Regarding men vs. women, the first commenter has it. It is a matter of how it is stated. If one says, “the average man has more sexual partners than the average woman,” this is correct due to the virgin/whore dichotomy. However, of course, mathematically, the expected number of sex partners a member of each sex will have must be identical.
Regarding the happiness-income relation, it is in fact positive within a society at a point in time. Relative income effects are clearly there, and the rich enjoy being richer than others, while the poor do not like being poorer than others. The data gets much messier when one starts to look across societies or in a society over time, the latter providing the basis for the original Easterlin Paradox (incomes rose enormously in Japan, but people did not get happier; people were reported to be happiest in the US in 1956, and so forth), although there has been this recent, much touted, if hardly definitive study by Pew.

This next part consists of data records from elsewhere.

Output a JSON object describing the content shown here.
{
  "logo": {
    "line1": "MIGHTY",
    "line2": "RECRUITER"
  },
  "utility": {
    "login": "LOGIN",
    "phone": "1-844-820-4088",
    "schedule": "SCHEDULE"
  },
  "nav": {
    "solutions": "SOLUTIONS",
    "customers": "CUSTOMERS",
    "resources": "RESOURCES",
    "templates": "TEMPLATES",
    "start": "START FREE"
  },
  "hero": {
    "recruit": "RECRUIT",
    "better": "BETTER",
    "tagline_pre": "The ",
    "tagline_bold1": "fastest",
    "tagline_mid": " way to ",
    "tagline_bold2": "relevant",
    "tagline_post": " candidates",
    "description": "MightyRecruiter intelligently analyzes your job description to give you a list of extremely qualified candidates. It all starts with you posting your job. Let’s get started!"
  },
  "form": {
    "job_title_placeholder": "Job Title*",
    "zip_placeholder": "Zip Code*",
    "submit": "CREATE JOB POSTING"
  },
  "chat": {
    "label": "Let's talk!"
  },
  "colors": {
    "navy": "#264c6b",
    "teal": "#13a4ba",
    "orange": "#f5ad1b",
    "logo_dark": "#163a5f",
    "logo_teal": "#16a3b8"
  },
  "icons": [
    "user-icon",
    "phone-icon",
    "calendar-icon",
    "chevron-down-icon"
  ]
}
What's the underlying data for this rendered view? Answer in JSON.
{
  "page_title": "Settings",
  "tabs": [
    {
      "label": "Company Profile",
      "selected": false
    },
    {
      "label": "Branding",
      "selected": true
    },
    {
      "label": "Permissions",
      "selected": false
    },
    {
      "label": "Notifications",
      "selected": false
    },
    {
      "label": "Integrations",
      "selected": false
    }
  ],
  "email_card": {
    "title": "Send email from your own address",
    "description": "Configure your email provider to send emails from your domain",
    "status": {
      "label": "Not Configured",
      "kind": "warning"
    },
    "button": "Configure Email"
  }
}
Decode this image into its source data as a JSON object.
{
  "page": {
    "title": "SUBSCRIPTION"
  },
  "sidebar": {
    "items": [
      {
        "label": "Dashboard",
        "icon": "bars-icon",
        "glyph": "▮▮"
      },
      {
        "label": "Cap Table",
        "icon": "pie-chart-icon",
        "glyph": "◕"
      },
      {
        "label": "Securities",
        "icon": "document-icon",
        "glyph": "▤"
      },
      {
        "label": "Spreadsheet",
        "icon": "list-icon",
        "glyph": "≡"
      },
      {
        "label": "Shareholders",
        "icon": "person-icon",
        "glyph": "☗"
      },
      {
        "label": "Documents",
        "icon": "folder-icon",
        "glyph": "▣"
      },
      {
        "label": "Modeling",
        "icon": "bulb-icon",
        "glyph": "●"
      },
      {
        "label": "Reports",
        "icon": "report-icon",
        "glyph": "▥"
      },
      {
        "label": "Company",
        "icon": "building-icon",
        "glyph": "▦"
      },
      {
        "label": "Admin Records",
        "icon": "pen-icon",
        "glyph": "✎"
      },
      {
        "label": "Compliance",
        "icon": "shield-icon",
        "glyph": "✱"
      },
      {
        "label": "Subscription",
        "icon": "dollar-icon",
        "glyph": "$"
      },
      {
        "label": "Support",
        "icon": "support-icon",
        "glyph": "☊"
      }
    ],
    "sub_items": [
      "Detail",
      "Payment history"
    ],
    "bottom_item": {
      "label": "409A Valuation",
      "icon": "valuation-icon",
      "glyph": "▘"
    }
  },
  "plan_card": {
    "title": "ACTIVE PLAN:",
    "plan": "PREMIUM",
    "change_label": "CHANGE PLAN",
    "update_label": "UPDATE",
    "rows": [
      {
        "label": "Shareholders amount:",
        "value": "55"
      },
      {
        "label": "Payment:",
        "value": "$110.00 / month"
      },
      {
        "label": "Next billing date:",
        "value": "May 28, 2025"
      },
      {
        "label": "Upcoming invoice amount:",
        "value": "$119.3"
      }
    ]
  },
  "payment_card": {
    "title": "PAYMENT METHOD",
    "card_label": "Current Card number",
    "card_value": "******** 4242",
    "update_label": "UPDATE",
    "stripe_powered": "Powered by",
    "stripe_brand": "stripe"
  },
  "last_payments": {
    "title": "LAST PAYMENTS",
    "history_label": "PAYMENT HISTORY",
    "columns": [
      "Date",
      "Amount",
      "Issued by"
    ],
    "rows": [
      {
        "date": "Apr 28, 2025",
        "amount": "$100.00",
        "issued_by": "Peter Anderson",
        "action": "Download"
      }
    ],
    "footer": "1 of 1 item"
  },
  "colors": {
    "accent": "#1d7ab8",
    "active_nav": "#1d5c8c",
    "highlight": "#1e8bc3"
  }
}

So, some of your examples are a bit weak (although I suspect that Bush really did win Ohio in 2004, even though there is strong evidence that Gore really did win Florida in 2000).
Barkley Rosser
Oct 17 2007 at 10:39pm
Oh, on that sex partner thing, that assumes heterosexual relations. The evidence is pretty strong that male gays have many more partners on average than lesbians. Hence, looking at all men and women, men do have more sex partners than women on average overall.